The South Georgia Islands and Antarctica
The South Georgia Islands and Antarctica are forbidding, remote, and amazing places. Both places are subject to extreme weather and raging seas. Both are incredibly beautiful and awe inspiring. South Georgia has rugged peaks, heavy glaciation, and a huge variety of wildlife. The Antarctic Peninsula is — wild. I tried to photograph in both places with a different point of view, one that hopefully, challenges the viewer to see these places in a different light.
South Georgia is a little known island within the Antarctic Convergence, the boundary between Antarctic waters and sub-Antarctic waters. Other than a research station and small museum at Grytviken on the north side of the main island, South Georgia is uninhabited. It was at Grytviken that Shackleton found help to rescue his men on Elephant Island, and is there, that he was buried after suffering heart attack on his ship on a later expedition.
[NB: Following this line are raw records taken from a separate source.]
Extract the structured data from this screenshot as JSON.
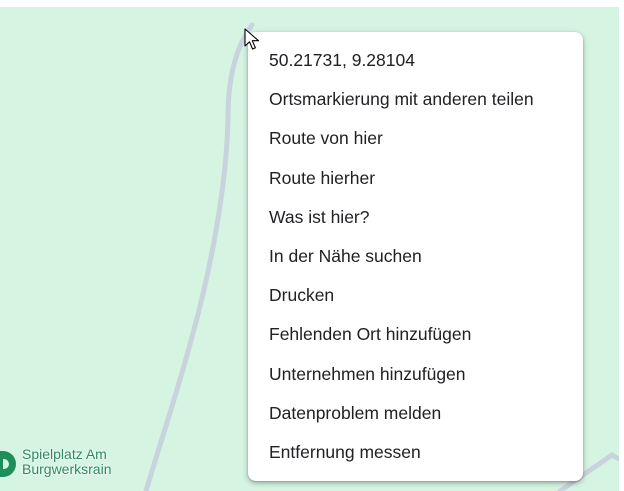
{
  "map": {
    "background_color": "#d5f4e2",
    "path_color": "#c9d3de",
    "poi": {
      "icon": "park-pin-icon",
      "color": "#1e8e5a",
      "label_lines": [
        "Spielplatz Am",
        "Burgwerksrain"
      ]
    }
  },
  "context_menu": {
    "coordinates": "50.21731, 9.28104",
    "items": [
      "Ortsmarkierung mit anderen teilen",
      "Route von hier",
      "Route hierher",
      "Was ist hier?",
      "In der Nähe suchen",
      "Drucken",
      "Fehlenden Ort hinzufügen",
      "Unternehmen hinzufügen",
      "Datenproblem melden",
      "Entfernung messen"
    ]
  },
  "cursor": {
    "icon": "mouse-pointer-icon"
  }
}
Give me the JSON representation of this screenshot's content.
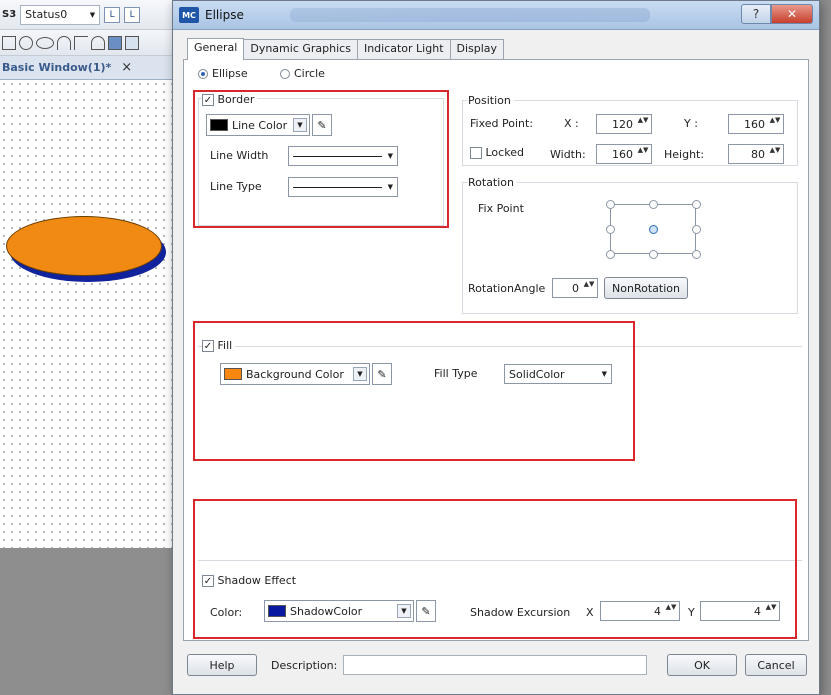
{
  "editor": {
    "status_label": "Status0",
    "doc_tab": "Basic Window(1)*",
    "doc_tab_close": "×",
    "status_prefix": "S3",
    "ellipse_fill": "#f08a12",
    "ellipse_shadow": "#10239c"
  },
  "dialog": {
    "logo": "MC",
    "title": "Ellipse",
    "help_btn": "?",
    "close_btn": "✕"
  },
  "tabs": [
    "General",
    "Dynamic Graphics",
    "Indicator Light",
    "Display"
  ],
  "shape": {
    "ellipse_label": "Ellipse",
    "circle_label": "Circle",
    "selected": "Ellipse"
  },
  "border": {
    "title": "Border",
    "checked": true,
    "line_color_label": "Line Color",
    "line_color_value": "#000000",
    "line_width_label": "Line Width",
    "line_type_label": "Line Type"
  },
  "position": {
    "title": "Position",
    "fixed_point_label": "Fixed Point:",
    "x_label": "X :",
    "x_value": "120",
    "y_label": "Y :",
    "y_value": "160",
    "locked_label": "Locked",
    "locked_checked": false,
    "width_label": "Width:",
    "width_value": "160",
    "height_label": "Height:",
    "height_value": "80"
  },
  "rotation": {
    "title": "Rotation",
    "fix_point_label": "Fix Point",
    "angle_label": "RotationAngle",
    "angle_value": "0",
    "nonrotation_label": "NonRotation"
  },
  "fill": {
    "title": "Fill",
    "checked": true,
    "bg_color_label": "Background Color",
    "bg_color_value": "#f7870e",
    "fill_type_label": "Fill Type",
    "fill_type_value": "SolidColor"
  },
  "shadow": {
    "title": "Shadow Effect",
    "checked": true,
    "color_label": "Color:",
    "color_name": "ShadowColor",
    "color_value": "#0a1aa0",
    "excursion_label": "Shadow Excursion",
    "x_label": "X",
    "x_value": "4",
    "y_label": "Y",
    "y_value": "4"
  },
  "footer": {
    "help_label": "Help",
    "description_label": "Description:",
    "description_value": "",
    "ok_label": "OK",
    "cancel_label": "Cancel"
  },
  "icons": {
    "checkmark": "✓",
    "dropdown": "▼",
    "spin": "▲▼",
    "picker": "✎"
  },
  "colors": {
    "highlight_box": "#d8272d"
  }
}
Antarctica is huge — the size of the United States and Mexico combined. Roughly ninety-eight percent of the continent is covered with an ice sheet that is over one mile thick. Everything there is on an enormous scale, the ice, the wind, the mountains, and the seas. It is a challenging and wonderful place to photograph. There, one feels ones own fragility.
Antarctica’s Deception Island is an active volcano that last erupted in the 1970s. A narrow inlet, formed by the partial collapse of the volcanic cone, allows ships to enter. It is covered with ice, lava, and black volcanic sand. The mix creates large, abstract forms that seem otherworldly.